Here’s What You Need To Do To Get A Personal Loan
A personal loan can be economically feasible when you take into account other sources of financing. A personal loan can be used for any purpose as opposed to an auto loan or a home loan, which may be used for a specific purchase. Personal finance can either be secured loans, wherein, the borrower must offer an asset in the form of collateral for the loan or unsecured loans. Generally, most personal loans are unsecured.
A personal loan is a practical option if you:
- Have a good credit score
- Want the loan customized for your requirements
- Want to consolidate other debts
The following is some of the information you might need while applying for a personal loan.
- Identification proof
- Address proof
- Income information
- Other personal details (date of birth, social security number, address)
- Information related to the loan like amount, Annual percentage rate (APR)
- Employment history
- Qualifications
Lenders typically look for the following signs to determine if you are eligible for a personal loan.
Credit score
A high credit score allows you to receive a relatively lower interest rate on your loan. A score of 680 or more is considered good across the board. Lenders will also look into individual factors that contribute to your credit score such as credit history, recent defaults, bankruptcy, and open trades you have.
Debt-to-income (DTI) ratio
Lenders will also examine your debt-to-your income. They want to see a DTI of 36% to 40% i.e. debt at 36% of your monthly income. They will also examine how you plan to pay back the loan and your annual income.
Employment history and education
Some lenders go quite far to determine your creditworthiness and it may include factors like the college you have attended, your grade point average (GPA), and the career you have chosen. The idea behind this is to check if you have a stable career and if there is a recession, how stable your job will be.

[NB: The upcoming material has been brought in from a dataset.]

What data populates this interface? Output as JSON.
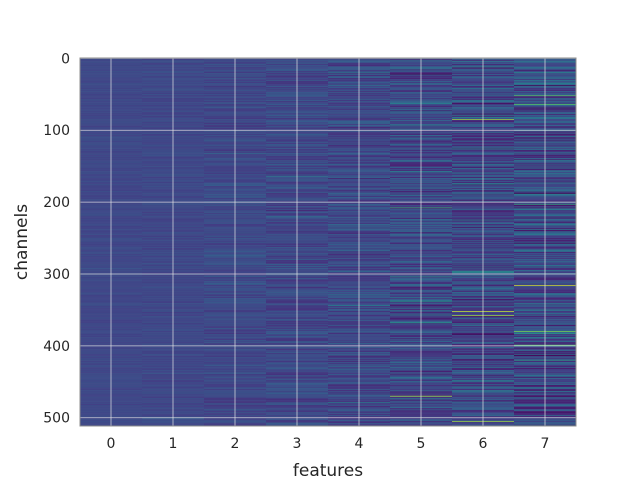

Factors to consider before taking a personal loan
Let us examine the factors you should consider before making a decision.
Annual percentage rate (APR)
Personal loans generally come with fixed interest rates. Even an APR, which is a percentage point lower can save you a lot of money, so it is best to choose wisely.
Different sources of finance
Credit unions and other marketplace lenders may offer better rates on personal loans. However, it is always best to trust a reputed organization before signing on the dotted line and get a second opinion. You can also consider a balance transfer card with a promotional 0% interest rate.
Applying with a co-signer
It is best to avoid payday loans as they have huge penalties on default. If you are desperate and have a poor credit score, getting a co-signer can make a big difference to your APR. Furthermore, if you have a good relationship with your bank or credit union and have been banking there for a while, they may overlook some of the discrepancies in your application.
Before applying for a personal loan, ensure you do extensive research, compare existing plans with new players in the market, and read the fine print to avoid additional fees and expenses.